Pilihan-Rakyat.com, Jakarta – Kasus korupsi izin usaha pertambangan (IUP) di Kalimantan Timur kembali menjadi sorotan tajam publik setelah pengusaha tambang Rudy Ong Chandra ditetapkan sebagai tersangka oleh Komisi Pemberantasan Korupsi (KPK). Namun alih-alih bersikap defensif secara hukum, Rudy justru melontarkan pengakuan yang mengejutkan: ia mengaku dijebak dan diperas oleh anak buahnya sendiri dalam urusan suap pengurusan izin tambang.
Dalam pernyataannya, Rudy menuding seorang pegawainya bernama Sugeng sebagai dalang yang memeras dirinya dengan mengatasnamakan KPK. Ia bahkan mengklaim Sugeng meminta uang hingga Rp10 miliar, sebagian di antaranya untuk membeli narkoba.
“Pegawai saya memeras saya atas nama KPK. Saya lapor ke KPK, malah saya yang dijadikan tersangka,”
ujarnya dengan suara keras saat digiring penyidik KPK. Klaim tersebut langsung mengguncang opini publik, sebab Rudy kini berusaha menggeser narasi dari pelaku korupsi menjadi korban jebakan internal.
Kasus ini bermula pada 2014 ketika Rudy memberi kuasa kepada Sugeng untuk mengurus perpanjangan enam IUP milik perusahaannya di Kalimantan Timur.
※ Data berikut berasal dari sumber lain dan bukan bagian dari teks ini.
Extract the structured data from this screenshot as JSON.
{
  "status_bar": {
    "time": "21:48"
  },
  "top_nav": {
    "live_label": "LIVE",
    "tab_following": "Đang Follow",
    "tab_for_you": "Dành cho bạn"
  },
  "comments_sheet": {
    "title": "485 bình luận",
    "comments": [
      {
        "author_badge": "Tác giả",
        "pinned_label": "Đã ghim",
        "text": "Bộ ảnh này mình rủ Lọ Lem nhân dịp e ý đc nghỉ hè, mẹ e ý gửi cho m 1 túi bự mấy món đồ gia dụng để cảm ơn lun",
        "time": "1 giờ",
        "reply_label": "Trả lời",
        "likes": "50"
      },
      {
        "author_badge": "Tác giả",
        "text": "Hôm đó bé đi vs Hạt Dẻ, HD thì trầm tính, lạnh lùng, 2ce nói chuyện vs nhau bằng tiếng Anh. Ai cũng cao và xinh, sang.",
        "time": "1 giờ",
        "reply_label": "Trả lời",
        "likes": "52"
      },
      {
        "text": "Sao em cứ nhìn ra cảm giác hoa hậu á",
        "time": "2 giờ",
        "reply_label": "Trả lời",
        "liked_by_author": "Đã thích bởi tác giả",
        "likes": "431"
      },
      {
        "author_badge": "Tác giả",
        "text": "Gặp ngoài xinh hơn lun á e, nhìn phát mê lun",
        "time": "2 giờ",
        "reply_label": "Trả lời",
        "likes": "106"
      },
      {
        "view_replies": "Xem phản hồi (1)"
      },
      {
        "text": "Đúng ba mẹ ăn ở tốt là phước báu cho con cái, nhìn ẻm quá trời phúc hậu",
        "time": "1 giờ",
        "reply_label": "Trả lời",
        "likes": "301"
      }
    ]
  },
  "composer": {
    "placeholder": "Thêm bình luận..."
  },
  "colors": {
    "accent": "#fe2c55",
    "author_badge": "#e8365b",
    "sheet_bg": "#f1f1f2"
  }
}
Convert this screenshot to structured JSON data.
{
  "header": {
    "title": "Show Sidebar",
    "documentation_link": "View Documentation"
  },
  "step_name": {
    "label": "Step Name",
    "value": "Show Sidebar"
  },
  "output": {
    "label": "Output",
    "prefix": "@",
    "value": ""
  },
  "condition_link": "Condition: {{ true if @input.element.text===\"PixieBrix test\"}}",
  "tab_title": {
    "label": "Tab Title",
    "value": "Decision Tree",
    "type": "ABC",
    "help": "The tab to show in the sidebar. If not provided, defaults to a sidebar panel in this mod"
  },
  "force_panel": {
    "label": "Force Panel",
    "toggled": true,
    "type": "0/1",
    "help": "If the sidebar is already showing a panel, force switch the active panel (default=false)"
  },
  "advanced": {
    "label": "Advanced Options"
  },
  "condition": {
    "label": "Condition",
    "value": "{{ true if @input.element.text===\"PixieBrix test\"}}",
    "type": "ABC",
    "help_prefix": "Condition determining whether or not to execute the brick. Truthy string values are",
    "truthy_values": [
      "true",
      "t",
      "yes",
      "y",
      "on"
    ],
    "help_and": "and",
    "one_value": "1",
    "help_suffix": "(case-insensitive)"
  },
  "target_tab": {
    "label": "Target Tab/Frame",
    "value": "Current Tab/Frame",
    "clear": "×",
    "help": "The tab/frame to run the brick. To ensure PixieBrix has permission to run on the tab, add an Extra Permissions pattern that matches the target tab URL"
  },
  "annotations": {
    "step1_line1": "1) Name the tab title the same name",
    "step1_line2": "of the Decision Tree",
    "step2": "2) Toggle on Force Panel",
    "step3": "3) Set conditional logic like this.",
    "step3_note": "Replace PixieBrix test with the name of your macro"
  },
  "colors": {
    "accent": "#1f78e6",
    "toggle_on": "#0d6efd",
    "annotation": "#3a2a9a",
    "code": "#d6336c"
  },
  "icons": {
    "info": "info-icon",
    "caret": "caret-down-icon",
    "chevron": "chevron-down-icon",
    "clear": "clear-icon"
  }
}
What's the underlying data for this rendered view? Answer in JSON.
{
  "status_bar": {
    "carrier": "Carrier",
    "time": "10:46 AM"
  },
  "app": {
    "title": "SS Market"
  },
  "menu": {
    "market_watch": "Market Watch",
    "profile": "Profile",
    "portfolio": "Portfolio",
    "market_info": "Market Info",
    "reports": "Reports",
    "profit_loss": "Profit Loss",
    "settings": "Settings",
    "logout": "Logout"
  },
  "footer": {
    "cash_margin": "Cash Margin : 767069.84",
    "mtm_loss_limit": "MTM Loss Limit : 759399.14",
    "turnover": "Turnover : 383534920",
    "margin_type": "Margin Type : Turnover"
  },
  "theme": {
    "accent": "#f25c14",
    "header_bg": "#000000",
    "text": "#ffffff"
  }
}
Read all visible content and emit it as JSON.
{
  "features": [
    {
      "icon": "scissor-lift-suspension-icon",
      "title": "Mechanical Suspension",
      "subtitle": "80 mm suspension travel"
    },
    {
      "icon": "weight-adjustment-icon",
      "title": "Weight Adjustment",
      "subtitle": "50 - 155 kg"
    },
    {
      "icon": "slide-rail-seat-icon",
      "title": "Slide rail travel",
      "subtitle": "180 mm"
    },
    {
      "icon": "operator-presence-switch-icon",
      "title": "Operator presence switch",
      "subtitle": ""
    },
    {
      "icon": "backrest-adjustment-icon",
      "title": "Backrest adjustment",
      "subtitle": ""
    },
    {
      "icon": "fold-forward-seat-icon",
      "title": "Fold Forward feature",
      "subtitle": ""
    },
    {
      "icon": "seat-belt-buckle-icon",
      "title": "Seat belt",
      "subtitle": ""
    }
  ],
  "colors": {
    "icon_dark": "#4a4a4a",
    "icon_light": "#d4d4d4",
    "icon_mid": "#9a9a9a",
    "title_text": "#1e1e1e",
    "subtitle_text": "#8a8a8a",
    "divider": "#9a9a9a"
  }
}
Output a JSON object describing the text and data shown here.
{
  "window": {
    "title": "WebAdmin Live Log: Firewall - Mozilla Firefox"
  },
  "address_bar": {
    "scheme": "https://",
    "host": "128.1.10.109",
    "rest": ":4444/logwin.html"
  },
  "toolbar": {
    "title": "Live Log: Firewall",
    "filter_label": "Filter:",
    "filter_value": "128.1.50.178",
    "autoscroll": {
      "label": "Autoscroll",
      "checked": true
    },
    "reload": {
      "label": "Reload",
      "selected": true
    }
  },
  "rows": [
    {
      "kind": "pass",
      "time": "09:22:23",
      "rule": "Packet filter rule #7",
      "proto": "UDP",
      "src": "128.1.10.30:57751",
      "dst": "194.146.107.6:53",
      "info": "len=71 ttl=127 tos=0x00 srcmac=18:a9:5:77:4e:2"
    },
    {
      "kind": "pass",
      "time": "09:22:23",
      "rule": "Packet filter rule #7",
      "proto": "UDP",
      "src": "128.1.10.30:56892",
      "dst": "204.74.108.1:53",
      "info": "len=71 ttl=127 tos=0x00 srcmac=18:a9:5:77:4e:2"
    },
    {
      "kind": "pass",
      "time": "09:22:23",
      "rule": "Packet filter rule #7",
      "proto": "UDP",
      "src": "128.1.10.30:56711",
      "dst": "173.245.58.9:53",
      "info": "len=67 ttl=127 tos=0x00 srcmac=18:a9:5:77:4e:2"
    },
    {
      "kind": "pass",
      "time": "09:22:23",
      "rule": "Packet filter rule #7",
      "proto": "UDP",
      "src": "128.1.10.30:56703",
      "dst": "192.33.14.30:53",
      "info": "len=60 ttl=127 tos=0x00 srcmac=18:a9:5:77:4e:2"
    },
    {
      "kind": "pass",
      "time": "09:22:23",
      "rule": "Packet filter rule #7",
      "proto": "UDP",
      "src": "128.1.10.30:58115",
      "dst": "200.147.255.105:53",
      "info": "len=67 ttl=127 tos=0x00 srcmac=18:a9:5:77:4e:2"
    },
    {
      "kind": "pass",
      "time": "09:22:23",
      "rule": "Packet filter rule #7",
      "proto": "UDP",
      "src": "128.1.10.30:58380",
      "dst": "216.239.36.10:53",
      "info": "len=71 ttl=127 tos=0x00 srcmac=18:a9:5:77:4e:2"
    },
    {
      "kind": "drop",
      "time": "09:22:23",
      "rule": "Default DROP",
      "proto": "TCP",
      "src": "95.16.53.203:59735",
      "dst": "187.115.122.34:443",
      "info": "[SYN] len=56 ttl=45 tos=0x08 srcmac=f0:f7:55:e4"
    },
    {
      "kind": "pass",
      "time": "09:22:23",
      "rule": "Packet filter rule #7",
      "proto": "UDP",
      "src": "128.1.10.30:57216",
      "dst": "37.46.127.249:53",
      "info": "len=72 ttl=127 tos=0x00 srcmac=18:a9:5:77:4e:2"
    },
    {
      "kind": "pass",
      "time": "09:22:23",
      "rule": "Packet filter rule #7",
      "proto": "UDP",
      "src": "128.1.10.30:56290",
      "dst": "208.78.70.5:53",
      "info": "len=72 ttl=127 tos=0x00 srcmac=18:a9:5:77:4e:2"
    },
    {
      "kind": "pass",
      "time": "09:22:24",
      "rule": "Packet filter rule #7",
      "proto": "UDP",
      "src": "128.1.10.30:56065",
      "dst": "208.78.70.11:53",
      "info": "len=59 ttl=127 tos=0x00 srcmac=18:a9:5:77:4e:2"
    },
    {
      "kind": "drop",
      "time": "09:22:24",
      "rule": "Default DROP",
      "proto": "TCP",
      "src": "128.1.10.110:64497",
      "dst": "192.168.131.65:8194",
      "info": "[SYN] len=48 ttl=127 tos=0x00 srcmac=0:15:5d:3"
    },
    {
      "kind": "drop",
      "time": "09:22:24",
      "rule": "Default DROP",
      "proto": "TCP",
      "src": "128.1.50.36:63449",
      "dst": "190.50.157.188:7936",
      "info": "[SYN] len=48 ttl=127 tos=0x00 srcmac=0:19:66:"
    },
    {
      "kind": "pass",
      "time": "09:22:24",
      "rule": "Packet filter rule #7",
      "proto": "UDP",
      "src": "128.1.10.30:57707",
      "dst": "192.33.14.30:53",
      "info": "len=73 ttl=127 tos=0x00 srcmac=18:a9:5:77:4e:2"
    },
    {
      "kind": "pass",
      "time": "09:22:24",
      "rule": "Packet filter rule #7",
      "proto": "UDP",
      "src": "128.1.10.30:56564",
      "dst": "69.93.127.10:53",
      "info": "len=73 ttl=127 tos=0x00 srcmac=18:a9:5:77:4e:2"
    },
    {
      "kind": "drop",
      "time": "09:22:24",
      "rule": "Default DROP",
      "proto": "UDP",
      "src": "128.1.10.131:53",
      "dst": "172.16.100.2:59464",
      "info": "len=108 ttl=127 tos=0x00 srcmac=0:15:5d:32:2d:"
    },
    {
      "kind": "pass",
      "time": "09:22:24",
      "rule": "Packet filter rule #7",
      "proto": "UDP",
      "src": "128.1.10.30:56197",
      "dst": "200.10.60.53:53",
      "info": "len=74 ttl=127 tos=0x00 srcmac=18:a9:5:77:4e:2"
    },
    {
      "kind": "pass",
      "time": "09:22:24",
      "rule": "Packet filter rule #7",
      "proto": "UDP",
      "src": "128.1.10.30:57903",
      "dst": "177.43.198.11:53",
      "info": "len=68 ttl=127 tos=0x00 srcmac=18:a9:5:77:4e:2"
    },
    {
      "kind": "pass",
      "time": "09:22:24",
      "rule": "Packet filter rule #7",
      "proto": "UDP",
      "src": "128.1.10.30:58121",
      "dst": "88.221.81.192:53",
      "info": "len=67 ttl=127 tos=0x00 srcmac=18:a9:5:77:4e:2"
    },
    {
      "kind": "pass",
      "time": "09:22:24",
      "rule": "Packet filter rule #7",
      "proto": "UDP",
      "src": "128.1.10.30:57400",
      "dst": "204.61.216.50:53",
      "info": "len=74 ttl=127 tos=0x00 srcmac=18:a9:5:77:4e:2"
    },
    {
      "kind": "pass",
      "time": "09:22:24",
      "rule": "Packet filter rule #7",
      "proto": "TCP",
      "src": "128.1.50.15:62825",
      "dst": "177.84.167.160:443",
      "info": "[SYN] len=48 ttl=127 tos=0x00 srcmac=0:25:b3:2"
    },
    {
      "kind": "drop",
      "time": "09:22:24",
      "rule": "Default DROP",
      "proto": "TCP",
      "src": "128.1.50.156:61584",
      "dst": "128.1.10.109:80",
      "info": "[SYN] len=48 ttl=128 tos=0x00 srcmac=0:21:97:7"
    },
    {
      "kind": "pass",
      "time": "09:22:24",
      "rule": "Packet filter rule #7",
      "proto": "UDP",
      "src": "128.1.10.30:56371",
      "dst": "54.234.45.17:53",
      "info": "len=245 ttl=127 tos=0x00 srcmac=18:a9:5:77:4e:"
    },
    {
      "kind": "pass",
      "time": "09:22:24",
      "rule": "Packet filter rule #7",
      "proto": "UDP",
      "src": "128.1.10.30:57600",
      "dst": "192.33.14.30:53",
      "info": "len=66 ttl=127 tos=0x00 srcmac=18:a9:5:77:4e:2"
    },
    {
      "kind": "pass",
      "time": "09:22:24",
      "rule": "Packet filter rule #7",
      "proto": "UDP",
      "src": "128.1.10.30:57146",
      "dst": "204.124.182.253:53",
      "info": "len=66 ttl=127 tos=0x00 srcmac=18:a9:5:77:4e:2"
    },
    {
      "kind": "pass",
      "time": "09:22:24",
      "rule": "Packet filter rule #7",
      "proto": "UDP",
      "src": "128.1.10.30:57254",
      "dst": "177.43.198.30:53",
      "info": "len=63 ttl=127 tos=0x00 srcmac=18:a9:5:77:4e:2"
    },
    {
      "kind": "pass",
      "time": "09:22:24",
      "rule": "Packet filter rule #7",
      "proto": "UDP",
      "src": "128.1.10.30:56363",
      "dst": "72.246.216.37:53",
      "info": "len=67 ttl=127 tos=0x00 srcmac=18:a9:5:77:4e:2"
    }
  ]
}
Dalam prosesnya, Sugeng melibatkan Iwan Chandra sebagai rekan pengurus. Berdasarkan hasil penyidikan KPK, Rudy menyerahkan uang Rp 3 miliar kepada sejumlah pejabat, termasuk Kepala Dinas ESDM Kaltim Amrullah, untuk mempercepat pengurusan izin. Tak berhenti di situ, ia juga memberikan uang dalam bentuk dolar Singapura senilai Rp3,5 miliar kepada pihak lain yang disebut dekat dengan keluarga pejabat daerah saat itu.
KPK menjerat Rudy dengan Pasal 5 ayat (1) huruf a atau b, serta Pasal 13 Undang-Undang Tipikor tentang pemberian suap kepada penyelenggara negara. Ia juga sempat dijemput paksa karena dua kali mangkir dari panggilan penyidik. Meski demikian, tudingan bahwa dirinya adalah korban pemerasan memunculkan babak baru dalam kasus ini: antara dugaan suap, intrik internal, dan klaim jebakan yang menimbulkan kebingungan publik.
Pernyataan Rudy memperlihatkan sisi lain dari kerusakan sistem perizinan tambang di Indonesia. Proses yang semestinya transparan justru dipenuhi calo dan makelar yang memperjualbelikan akses. Ketika izin bisa diperdagangkan, batas antara pemberi suap dan korban pemerasan menjadi kabur. Jika benar ada pegawai yang memeras bosnya dengan mengatasnamakan KPK, maka kasus ini bukan hanya soal korupsi, melainkan juga soal ambruknya etika bisnis dan lemahnya pengawasan internal.
Klaim bahwa ia dijebak juga menunjukkan pola klasik dalam kasus korupsi: ketika tersangka mencoba menggiring opini publik dengan memainkan posisi sebagai korban. Namun KPK menegaskan bahwa penyidikan dilakukan berdasarkan bukti kuat, bukan sekadar pengakuan atau narasi pribadi. Plt. Deputi Penindakan dan Eksekusi KPK, Asep Guntur Rahayu, mengatakan pihaknya akan tetap menelusuri setiap pernyataan yang muncul dari tersangka, termasuk tudingan pemerasan, sejauh didukung bukti konkret.
Kasus ini menjadi cermin buram tata kelola sumber daya alam di Indonesia. Ketika proses izin tambang diwarnai praktik suap dan saling sandera, publik kembali dihadapkan pada kenyataan bahwa korupsi di sektor tambang sudah menjadi ekosistem gelap yang menjerat banyak pihak. Dari pejabat daerah, pengusaha, hingga makelar, semuanya terlibat dalam lingkaran yang sulit diputus.
Rudy Ong boleh saja mengaku dijebak, tetapi pertanyaan yang lebih penting adalah: siapa sebenarnya yang diuntungkan dari permainan ini? Apakah benar sang pengusaha korban dari sistem yang korup, atau justru bagian dari mesin korupsi yang ia bantu rawat selama bertahun-tahun?
Publik berhak tahu kebenaran di balik “jebakan anak buah” ini karena pada akhirnya, kasus seperti ini bukan sekadar drama individu, tetapi potret rusaknya tata kelola tambang yang selama ini menelan integritas, keadilan, dan kepercayaan publik terhadap penegakan hukum.